Methods: Our study encompassed 97 individuals newly diagnosed with acromegaly, who underwent surgical treatment between May 2015 and January 2022. We obtained DNA from frozen pituitary adenomas to screen for GNAS hotspot mutations and assessed the associated clinical characteristics.

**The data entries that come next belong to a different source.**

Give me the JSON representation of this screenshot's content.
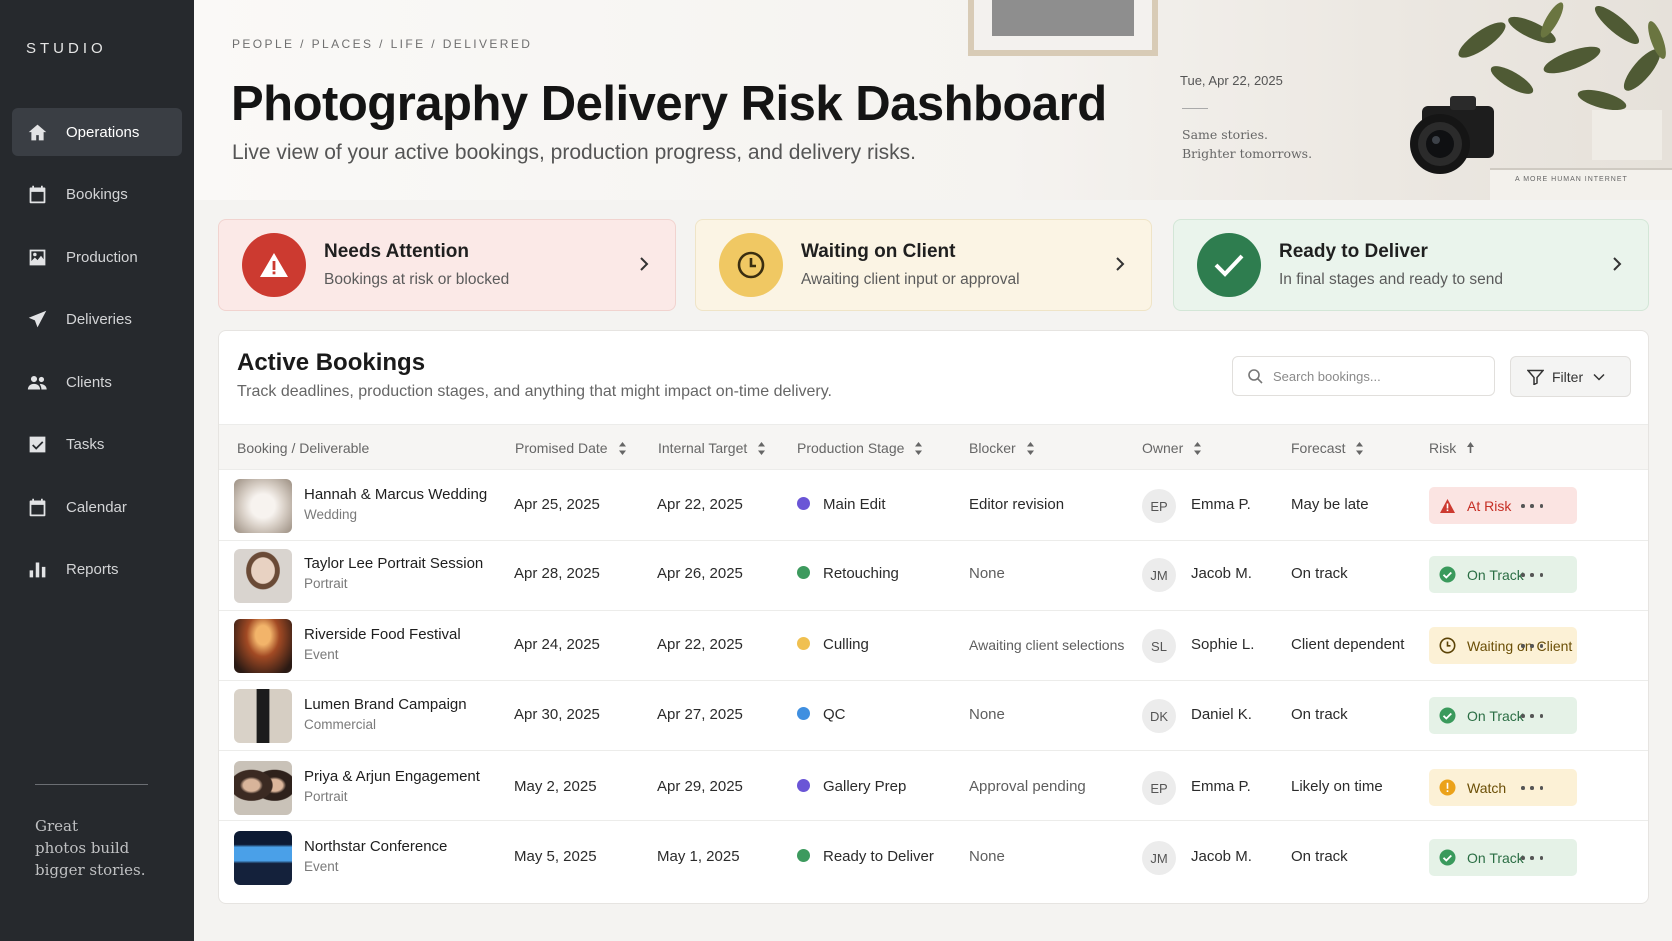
{
  "sidebar": {
    "brand": "STUDIO",
    "items": [
      {
        "label": "Operations",
        "icon": "home-icon",
        "active": true
      },
      {
        "label": "Bookings",
        "icon": "calendar-icon",
        "active": false
      },
      {
        "label": "Production",
        "icon": "image-icon",
        "active": false
      },
      {
        "label": "Deliveries",
        "icon": "send-icon",
        "active": false
      },
      {
        "label": "Clients",
        "icon": "users-icon",
        "active": false
      },
      {
        "label": "Tasks",
        "icon": "checkbox-icon",
        "active": false
      },
      {
        "label": "Calendar",
        "icon": "calendar-icon",
        "active": false
      },
      {
        "label": "Reports",
        "icon": "bar-chart-icon",
        "active": false
      }
    ],
    "quote_lines": [
      "Great",
      "photos build",
      "bigger stories."
    ]
  },
  "header": {
    "breadcrumb": "PEOPLE  /  PLACES  /  LIFE  /  DELIVERED",
    "title": "Photography Delivery Risk Dashboard",
    "subtitle": "Live view of your active bookings, production progress, and delivery risks.",
    "date": "Tue, Apr 22, 2025",
    "tagline_lines": [
      "Same stories.",
      "Brighter tomorrows."
    ],
    "book_text": "A MORE HUMAN INTERNET"
  },
  "summary": {
    "needs_attention": {
      "title": "Needs Attention",
      "subtitle": "Bookings at risk or blocked",
      "icon": "warning-icon"
    },
    "waiting": {
      "title": "Waiting on Client",
      "subtitle": "Awaiting client input or approval",
      "icon": "clock-icon"
    },
    "ready": {
      "title": "Ready to Deliver",
      "subtitle": "In final stages and ready to send",
      "icon": "checkmark-icon"
    }
  },
  "bookings": {
    "title": "Active Bookings",
    "subtitle": "Track deadlines, production stages, and anything that might impact on-time delivery.",
    "search_placeholder": "Search bookings...",
    "filter_label": "Filter",
    "columns": [
      "Booking / Deliverable",
      "Promised Date",
      "Internal Target",
      "Production Stage",
      "Blocker",
      "Owner",
      "Forecast",
      "Risk"
    ],
    "rows": [
      {
        "name": "Hannah & Marcus Wedding",
        "type": "Wedding",
        "promised": "Apr 25, 2025",
        "target": "Apr 22, 2025",
        "stage": "Main Edit",
        "stage_color": "#6a55d6",
        "blocker": "Editor revision",
        "initials": "EP",
        "owner": "Emma P.",
        "forecast": "May be late",
        "risk": "At Risk",
        "risk_level": "red"
      },
      {
        "name": "Taylor Lee Portrait Session",
        "type": "Portrait",
        "promised": "Apr 28, 2025",
        "target": "Apr 26, 2025",
        "stage": "Retouching",
        "stage_color": "#3d9a5e",
        "blocker": "None",
        "initials": "JM",
        "owner": "Jacob M.",
        "forecast": "On track",
        "risk": "On Track",
        "risk_level": "green"
      },
      {
        "name": "Riverside Food Festival",
        "type": "Event",
        "promised": "Apr 24, 2025",
        "target": "Apr 22, 2025",
        "stage": "Culling",
        "stage_color": "#f0c050",
        "blocker": "Awaiting client selections",
        "initials": "SL",
        "owner": "Sophie L.",
        "forecast": "Client dependent",
        "risk": "Waiting on Client",
        "risk_level": "yellow"
      },
      {
        "name": "Lumen Brand Campaign",
        "type": "Commercial",
        "promised": "Apr 30, 2025",
        "target": "Apr 27, 2025",
        "stage": "QC",
        "stage_color": "#3f8fe0",
        "blocker": "None",
        "initials": "DK",
        "owner": "Daniel K.",
        "forecast": "On track",
        "risk": "On Track",
        "risk_level": "green"
      },
      {
        "name": "Priya & Arjun Engagement",
        "type": "Portrait",
        "promised": "May 2, 2025",
        "target": "Apr 29, 2025",
        "stage": "Gallery Prep",
        "stage_color": "#6a55d6",
        "blocker": "Approval pending",
        "initials": "EP",
        "owner": "Emma P.",
        "forecast": "Likely on time",
        "risk": "Watch",
        "risk_level": "yellow-alert"
      },
      {
        "name": "Northstar Conference",
        "type": "Event",
        "promised": "May 5, 2025",
        "target": "May 1, 2025",
        "stage": "Ready to Deliver",
        "stage_color": "#3d9a5e",
        "blocker": "None",
        "initials": "JM",
        "owner": "Jacob M.",
        "forecast": "On track",
        "risk": "On Track",
        "risk_level": "green"
      }
    ]
  },
  "colors": {
    "sidebar_bg": "#26292d",
    "danger": "#cc3a30",
    "warning": "#f0c863",
    "success": "#2e7d4f"
  }
}
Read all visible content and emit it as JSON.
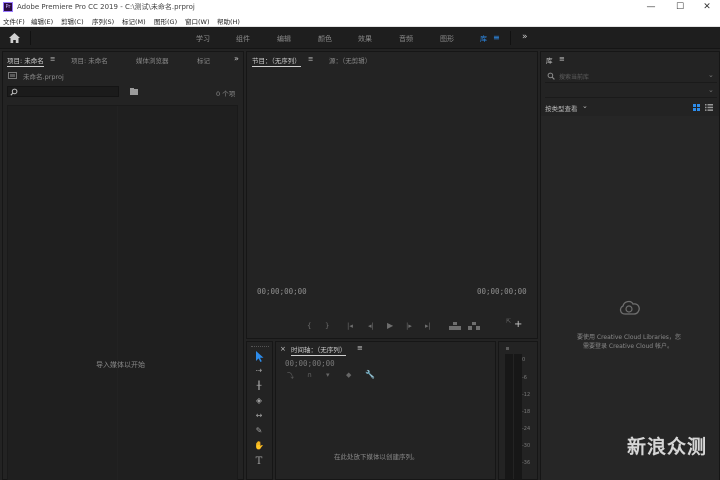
{
  "app": {
    "logo_text": "Pr",
    "window_title": "Adobe Premiere Pro CC 2019 - C:\\测试\\未命名.prproj",
    "window_controls": [
      "—",
      "☐",
      "✕"
    ]
  },
  "menu": [
    "文件(F)",
    "编辑(E)",
    "剪辑(C)",
    "序列(S)",
    "标记(M)",
    "图形(G)",
    "窗口(W)",
    "帮助(H)"
  ],
  "workspaces": {
    "items": [
      "学习",
      "组件",
      "编辑",
      "颜色",
      "效果",
      "音频",
      "图形",
      "库"
    ],
    "active": "库",
    "more": "»"
  },
  "project_panel": {
    "tabs": [
      "项目: 未命名",
      "项目: 未命名",
      "媒体浏览器",
      "标记"
    ],
    "project_file": "未命名.prproj",
    "search_placeholder": "",
    "item_count": "0 个项",
    "empty_message": "导入媒体以开始"
  },
  "program_panel": {
    "tabs": [
      "节目：（无序列）",
      "源：（无剪辑）"
    ],
    "timecode_left": "00;00;00;00",
    "timecode_right": "00;00;00;00"
  },
  "timeline_panel": {
    "title": "时间轴：（无序列）",
    "timecode": "00;00;00;00",
    "empty_message": "在此处放下媒体以创建序列。"
  },
  "audio_meter": {
    "ticks": [
      "0",
      "-6",
      "-12",
      "-18",
      "-24",
      "-30",
      "-36"
    ]
  },
  "libraries_panel": {
    "tab": "库",
    "search_placeholder": "搜索当前库",
    "view_label": "按类型查看",
    "message_line1": "要使用 Creative Cloud Libraries，您",
    "message_line2": "需要登录 Creative Cloud 帐户。"
  },
  "watermark": "新浪众测",
  "colors": {
    "accent": "#2d8ceb",
    "panel_bg": "#232323",
    "dark_bg": "#1e1e1e"
  }
}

Results: In our cohort, 44.3% (43/97) of patients exhibited somatic GNAS mutations. Patients with mutations were predominantly male (58.1% vs. 33.3%, p=0.015), experienced longer diagnosis delays [72.0 (48.0, 120.0) vs 36.0 (21.0, 75.0) months, p=0.002], had smaller maximum tumor diameters (1.75±0.83 vs. 2.23±0.89 cm, p=0.008), and demonstrated higher rates of GH secretion per unit tumor volume [18.93 (9.67, 30.12) vs 10.91 (2.80, 20.40) ng/mL/cm3, p=0.005]. Regarding gender-specific differences, GNAS mutations in male patients were linked to significantly higher baseline GH levels [24.40 (14.40, 36.30) vs. 10.55 (5.25, 16.95) ng/mL, p=0.002], while female patients with mutations had notably smaller tumor sizes (1.55±0.55 cm vs. 2.32±0.85 cm, p<0.001).

Conclusion: GNAS mutations are prevalent among Chinese acromegaly patients, correlating with reduced pituitary tumor sizes and enhanced GH secretion functions. Our findings underscore the influence of gender on the clinical manifestations of GNAS mutations. Accordingly, we recommend that future clinical and foundational researches on acromegaly give heightened consideration to gender-specific differences.